Les enfants sont également touchés par les troubles mentaux dus aux traitements violents infligés par les adultes, qu’ils soient de la famille proche ou des étrangers. Des statistiques effectuées par le ministère de la Femme, de la Famille et de l’Enfance montrent que les cas d’abus sexuels signalés entre 2013 et 2016 sont passés de 261 à 601. Selon le même rapport, 33% des enfants subissent des agressions sexuelles directes, tandis que 51% sont victimes de harcèlement. Concernant la violence, plus de 90% des enfants subissent à des degrés différents la violence au sein de la famille. Les menaces à l’égard des enfants ont de même enregistré une augmentation : de 2.653 cas en 2014, à 8.722 en 2015, un chiffre alarmant.

Les femmes et les enfants les plus touchés

« L’environnement conflictuel au sein de la famille figure parmi les causes principales des suicides d’enfants. L’extrême pauvreté et l’hostilité du milieu scolaire peuvent de même motiver le suicide, comme c’était le cas entre autres d’une jeune élève à El Alâa le 16 janvier 2016 », martèle un spécialiste de l’enfant et de la famille. Un rapport sur la santé mentale en Tunisie montre que les violences en milieu scolaire et familial constituent un phénomène alarmant. Leurs origines sont variées et souvent superposées à celles de la détresse psychologique. Il peut s’agir de l’interaction des facteurs personnels, familiaux, socioculturels, économiques et/ou environnementaux. Ces phénomènes restent fréquents.

Les statistiques du ministère de l’Éducation précisent qu’au cours de l’année scolaire 2011-2012, les enseignants et les surveillants ont été victimes de près de 3.000 agressions verbales et physiques. Elles établissent une moyenne annuelle de 1.200 procès-verbaux déposés pour actes de violence à l’encontre du personnel enseignant ou pour actes de destruction d’équipements scolaires.

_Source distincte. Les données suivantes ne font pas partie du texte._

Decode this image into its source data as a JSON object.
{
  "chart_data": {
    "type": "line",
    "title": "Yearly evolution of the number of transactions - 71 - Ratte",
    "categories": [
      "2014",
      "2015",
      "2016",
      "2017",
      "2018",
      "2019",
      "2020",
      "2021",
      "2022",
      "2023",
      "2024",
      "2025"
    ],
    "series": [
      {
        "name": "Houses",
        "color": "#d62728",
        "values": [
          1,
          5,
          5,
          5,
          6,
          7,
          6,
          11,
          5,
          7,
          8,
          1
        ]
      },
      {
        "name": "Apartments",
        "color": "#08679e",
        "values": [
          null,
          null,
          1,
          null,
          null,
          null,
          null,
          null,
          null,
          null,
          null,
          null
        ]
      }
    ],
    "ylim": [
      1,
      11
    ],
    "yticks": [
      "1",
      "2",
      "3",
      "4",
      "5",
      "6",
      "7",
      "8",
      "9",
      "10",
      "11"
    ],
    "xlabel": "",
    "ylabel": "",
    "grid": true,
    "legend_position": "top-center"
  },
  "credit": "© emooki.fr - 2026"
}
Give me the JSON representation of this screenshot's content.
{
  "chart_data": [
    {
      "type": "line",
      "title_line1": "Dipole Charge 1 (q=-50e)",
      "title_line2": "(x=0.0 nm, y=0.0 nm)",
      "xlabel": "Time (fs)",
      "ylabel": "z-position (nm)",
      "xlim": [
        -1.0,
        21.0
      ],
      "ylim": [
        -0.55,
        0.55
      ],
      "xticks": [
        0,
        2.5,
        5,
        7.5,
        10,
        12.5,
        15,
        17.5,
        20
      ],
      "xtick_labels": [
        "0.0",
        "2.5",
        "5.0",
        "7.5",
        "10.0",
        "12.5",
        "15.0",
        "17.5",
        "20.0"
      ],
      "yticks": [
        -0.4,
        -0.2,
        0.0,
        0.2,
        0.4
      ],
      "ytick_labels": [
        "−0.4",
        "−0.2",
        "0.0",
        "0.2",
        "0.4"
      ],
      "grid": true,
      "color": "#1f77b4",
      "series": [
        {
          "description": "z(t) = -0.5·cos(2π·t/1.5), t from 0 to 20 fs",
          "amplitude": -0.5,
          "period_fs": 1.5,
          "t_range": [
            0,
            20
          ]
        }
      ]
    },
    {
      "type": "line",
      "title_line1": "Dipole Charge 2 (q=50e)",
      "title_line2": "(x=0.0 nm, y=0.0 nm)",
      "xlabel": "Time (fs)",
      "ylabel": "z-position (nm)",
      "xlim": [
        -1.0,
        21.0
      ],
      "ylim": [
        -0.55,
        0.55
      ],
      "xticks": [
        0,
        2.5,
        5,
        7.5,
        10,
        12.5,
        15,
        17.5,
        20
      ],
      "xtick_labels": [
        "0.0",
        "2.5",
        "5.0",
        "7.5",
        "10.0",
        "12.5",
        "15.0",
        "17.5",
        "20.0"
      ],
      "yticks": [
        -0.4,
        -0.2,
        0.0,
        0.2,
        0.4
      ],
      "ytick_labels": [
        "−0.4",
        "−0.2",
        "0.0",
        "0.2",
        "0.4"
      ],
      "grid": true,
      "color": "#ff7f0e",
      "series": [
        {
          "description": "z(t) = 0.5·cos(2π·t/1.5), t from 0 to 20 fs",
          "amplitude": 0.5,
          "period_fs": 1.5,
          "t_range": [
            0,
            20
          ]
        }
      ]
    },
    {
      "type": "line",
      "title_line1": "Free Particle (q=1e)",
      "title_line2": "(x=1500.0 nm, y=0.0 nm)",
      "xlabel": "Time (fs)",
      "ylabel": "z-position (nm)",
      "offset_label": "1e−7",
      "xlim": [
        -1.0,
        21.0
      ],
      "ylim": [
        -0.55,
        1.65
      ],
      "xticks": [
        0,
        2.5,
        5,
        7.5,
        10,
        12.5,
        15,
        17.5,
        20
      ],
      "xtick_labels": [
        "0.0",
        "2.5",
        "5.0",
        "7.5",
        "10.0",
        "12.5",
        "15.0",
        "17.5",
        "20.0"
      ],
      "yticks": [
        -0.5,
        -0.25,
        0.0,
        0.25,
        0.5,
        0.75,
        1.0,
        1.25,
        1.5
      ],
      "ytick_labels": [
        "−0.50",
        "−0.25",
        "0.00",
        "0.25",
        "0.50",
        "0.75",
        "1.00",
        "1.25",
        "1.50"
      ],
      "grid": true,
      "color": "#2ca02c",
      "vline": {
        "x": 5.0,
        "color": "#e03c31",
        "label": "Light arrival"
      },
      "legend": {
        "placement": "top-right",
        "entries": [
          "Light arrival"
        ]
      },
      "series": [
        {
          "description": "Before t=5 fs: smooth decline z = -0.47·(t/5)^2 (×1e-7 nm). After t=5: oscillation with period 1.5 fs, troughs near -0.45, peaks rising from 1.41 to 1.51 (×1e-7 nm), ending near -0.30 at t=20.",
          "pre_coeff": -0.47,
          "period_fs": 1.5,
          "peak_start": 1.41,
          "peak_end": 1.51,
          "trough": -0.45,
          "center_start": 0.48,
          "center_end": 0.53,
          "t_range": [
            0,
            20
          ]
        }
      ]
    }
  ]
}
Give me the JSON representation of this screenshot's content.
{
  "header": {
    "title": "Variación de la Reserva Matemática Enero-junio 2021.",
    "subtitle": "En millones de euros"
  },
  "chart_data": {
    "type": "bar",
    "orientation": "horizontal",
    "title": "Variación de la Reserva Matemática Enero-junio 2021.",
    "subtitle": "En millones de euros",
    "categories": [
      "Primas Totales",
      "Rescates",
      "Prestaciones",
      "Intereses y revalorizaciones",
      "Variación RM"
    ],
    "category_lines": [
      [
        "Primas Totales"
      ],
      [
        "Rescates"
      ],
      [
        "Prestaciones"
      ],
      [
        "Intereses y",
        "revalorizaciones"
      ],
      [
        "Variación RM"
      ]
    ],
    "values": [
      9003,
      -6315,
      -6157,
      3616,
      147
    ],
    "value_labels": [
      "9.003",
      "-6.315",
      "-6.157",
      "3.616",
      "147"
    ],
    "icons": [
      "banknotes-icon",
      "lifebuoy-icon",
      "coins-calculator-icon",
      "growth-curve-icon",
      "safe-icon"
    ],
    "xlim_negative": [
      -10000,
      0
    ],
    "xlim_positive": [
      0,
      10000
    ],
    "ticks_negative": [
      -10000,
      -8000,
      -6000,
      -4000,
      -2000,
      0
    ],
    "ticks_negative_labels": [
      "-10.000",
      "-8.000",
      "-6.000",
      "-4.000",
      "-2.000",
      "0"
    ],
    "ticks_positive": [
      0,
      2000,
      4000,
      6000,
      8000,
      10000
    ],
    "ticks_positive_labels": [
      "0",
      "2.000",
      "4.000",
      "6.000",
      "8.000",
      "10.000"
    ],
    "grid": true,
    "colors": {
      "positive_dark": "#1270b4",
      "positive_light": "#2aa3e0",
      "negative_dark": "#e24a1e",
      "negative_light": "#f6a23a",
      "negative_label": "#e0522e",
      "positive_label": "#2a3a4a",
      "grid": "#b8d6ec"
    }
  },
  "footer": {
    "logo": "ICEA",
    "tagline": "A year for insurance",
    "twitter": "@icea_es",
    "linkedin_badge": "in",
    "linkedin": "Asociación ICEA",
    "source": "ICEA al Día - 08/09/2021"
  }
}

Le Pr S. Ammar signalait dès les années 70 que le suicide en Tunisie était plus fréquent que dans bon nombre de pays occidentaux. « Le comportement suicidaire est souvent en corrélation avec la maladie mentale : plus de 80 % des suicidés souffrent d’une maladie mentale diagnosticable ». De son côté, le Pr Rim Ghachem insiste sur la nécessité de former davantage les médecins de 1ère ligne (ceux des dispensaires) pour un dépistage précoce de la maladie mentale. « Il y a un programme national de santé mentale, mais en théorie uniquement », avoue-t-elle. En effet, un comité technique de lutte contre le suicide relevant du ministère de la Santé a vu le jour en février 2015 pour mettre en œuvre un programme de prévention contre le suicide et de surveillance épidémiologique des tendances suicidaires dans le but de mieux connaître la population à risque et a réalisé des journées d’étude et des rencontres, mais son action reste limitée et sans conséquence directe sur la population à risque.

Ne serait-il pas temps d’agir en mettant en œuvre, de manière sérieuse, une stratégie nationale de santé mentale et de généraliser la psychiatrie dans toutes les régions du pays et pas seulement à Tunis. D’autre part, des mesures radicales doivent être prises contre la violence dans le milieu familial, médiatique et politique et apaiser les tensions en trouvant des solutions aux problèmes de scolarité pour les jeunes et de chômage pour les adultes.